Ein gewaltiges Hochwasser in Kelheim, ein neuer Naturlehrpfad in Riedenburg und eine Absage des Zweckverbands Häfen im Landkreis Kelheim sorgten einst für Themen in der Mittelbayerischen.
Vor 20 Jahren: Ein vielfaches „Schnippschnapp“ war das Signal: Örtliche und fachliche Prominenz eröffnete den Fischerei-Naturlehrpfad in Riedenburg. Redner würdigten das Gemeinschaftsprojekt von Altmühl-Fischereiverein und Bezirksfischereiverband als „richtungsweisend“. Das Besondere am Riedenburger Lehrpfad war die pädagogische Komponente: Durch Schüler, die immer wieder Exkursionen zu den Gewässern rund um Riedenburg unternahmen, war man auf die Idee gekommen. Aber auch für Touristen war der Lehrpfad eine zusätzliche Attraktion, würdigte Landrat Dr. Hubert Faltermeier in seinem Grußwort. : Der Pfad war ein Bespiel dafür, wie Riedenburg fie divergierenden Ansprüche von Natur, Wirtschaft und Tourismus unter einen Hut brachte.
Die Überraschung war bereits vor der Bürgerversammlung perfekt: Der Zweckverband Häfen im Landkreis Kelheim setzte Stunden zuvor den Beschluss zur Ansiedlung von Industrie-Betrieben an der Lände Riedenburg aus. Vereinbart wurde eine Pause bis zur Aufstellung eines gültigen Bebauungsplans durch die Stadt Riedenburg. Für Bürgermeister Michael Schneider war der Beschluss nach eigenen Bekunden eine „bittere Pille“. Laut Schneider war es sehr zweifelhaft, ob man später wieder einen Investor fand. Auch Landrat Faltermeier sagte: „Es ist alles andere als sicher, dass die Zuschüsse für den Ausbau der Lände in einigen Jahren noch fließen werden“. Bekanntlich war das Projekt auf 2,5 Millionen Mark veranschlagt, an Zuschüssen des Staates waren mindestens 50 Prozent zugesichert.
Vor 60 Jahren: Die Katastrophe kam schnell und lautlos. Ungezählte Familien mussten ihre überfluteten Häuser verlassen und Sachschaden in Millionenhöhe entstand. Bis zur Höhe von 1,80 Meter stand auf dem Marktplatz in Kelheim das Wasser. Die Familien wurden aus den Häusern evakuiert. Mit Schlauch und Motorbooten richtete das Rote Kreuz einen Soforthilfedienst zum Unfallkrankenhaus ein. Daneben versuchten Bundeswehr, Feuerwehr und Technisches Hilfswerks zu retten, was noch zu retten war. Oberndorf und das Kloster Weltenburg waren von der Umwelt abgeschnitten.

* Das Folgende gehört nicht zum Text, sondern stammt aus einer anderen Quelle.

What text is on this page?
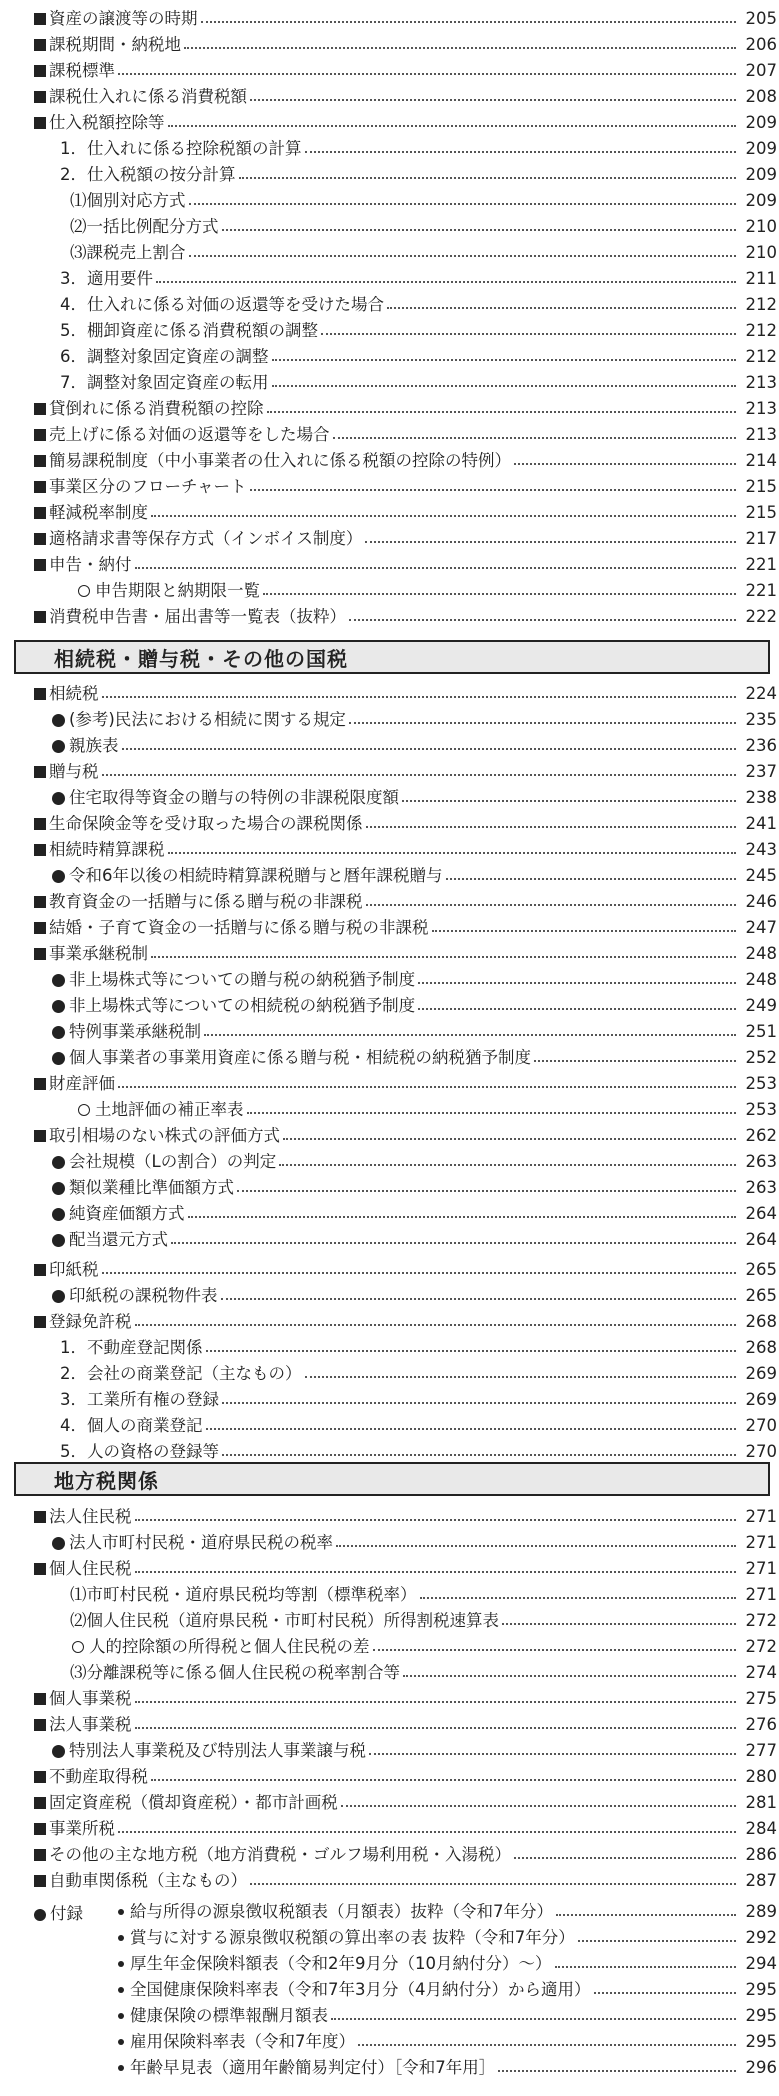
相続税・贈与税・その他の国税
地方税関係
付録
資産の譲渡等の時期	205
課税期間・納税地	206
課税標準	207
課税仕入れに係る消費税額	208
仕入税額控除等	209
1．仕入れに係る控除税額の計算	209
2．仕入税額の按分計算	209
⑴個別対応方式	209
⑵一括比例配分方式	210
⑶課税売上割合	210
3．適用要件	211
4．仕入れに係る対価の返還等を受けた場合	212
5．棚卸資産に係る消費税額の調整	212
6．調整対象固定資産の調整	212
7．調整対象固定資産の転用	213
貸倒れに係る消費税額の控除	213
売上げに係る対価の返還等をした場合	213
簡易課税制度（中小事業者の仕入れに係る税額の控除の特例）	214
事業区分のフローチャート	215
軽減税率制度	215
適格請求書等保存方式（インボイス制度）	217
申告・納付	221
申告期限と納期限一覧	221
消費税申告書・届出書等一覧表（抜粋）	222
相続税	224
(参考)民法における相続に関する規定	235
親族表	236
贈与税	237
住宅取得等資金の贈与の特例の非課税限度額	238
生命保険金等を受け取った場合の課税関係	241
相続時精算課税	243
令和6年以後の相続時精算課税贈与と暦年課税贈与	245
教育資金の一括贈与に係る贈与税の非課税	246
結婚・子育て資金の一括贈与に係る贈与税の非課税	247
事業承継税制	248
非上場株式等についての贈与税の納税猶予制度	248
非上場株式等についての相続税の納税猶予制度	249
特例事業承継税制	251
個人事業者の事業用資産に係る贈与税・相続税の納税猶予制度	252
財産評価	253
土地評価の補正率表	253
取引相場のない株式の評価方式	262
会社規模（Lの割合）の判定	263
類似業種比準価額方式	263
純資産価額方式	264
配当還元方式	264
印紙税	265
印紙税の課税物件表	265
登録免許税	268
1．不動産登記関係	268
2．会社の商業登記（主なもの）	269
3．工業所有権の登録	269
4．個人の商業登記	270
5．人の資格の登録等	270
法人住民税	271
法人市町村民税・道府県民税の税率	271
個人住民税	271
⑴市町村民税・道府県民税均等割（標準税率）	271
⑵個人住民税（道府県民税・市町村民税）所得割税速算表	272
人的控除額の所得税と個人住民税の差	272
⑶分離課税等に係る個人住民税の税率割合等	274
個人事業税	275
法人事業税	276
特別法人事業税及び特別法人事業譲与税	277
不動産取得税	280
固定資産税（償却資産税）・都市計画税	281
事業所税	284
その他の主な地方税（地方消費税・ゴルフ場利用税・入湯税）	286
自動車関係税（主なもの）	287
給与所得の源泉徴収税額表（月額表）抜粋（令和7年分）	289
賞与に対する源泉徴収税額の算出率の表 抜粋（令和7年分）	292
厚生年金保険料額表（令和2年9月分（10月納付分）～）	294
全国健康保険料率表（令和7年3月分（4月納付分）から適用）	295
健康保険の標準報酬月額表	295
雇用保険料率表（令和7年度）	295
年齢早見表（適用年齢簡易判定付）［令和7年用］	296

Soldaten evakuierten Vieh aus den Stallungen. Doch manchmal war die Natur schneller als der Mensch. Das Hochwasser hatte einige Gehöfte so schnell überflutet, dass die Bauern gerade noch sich und ihre Familie in Sicherheit bringen konnten. Für das Vieh blieb keine Zeit mehr. In Kelheim improvisierte man in rasender Eile: Landratsamt und Bauamt blieben Tag und Nacht besetzt. Im Landratsamt wurde er nur Telefondienst eingerichtet. Im Landschulheim des Donaugymnasiums installierte man die Lebensmittelversorgung. Mehrere Ärzte leisten ununterbrochen eine Notdienst.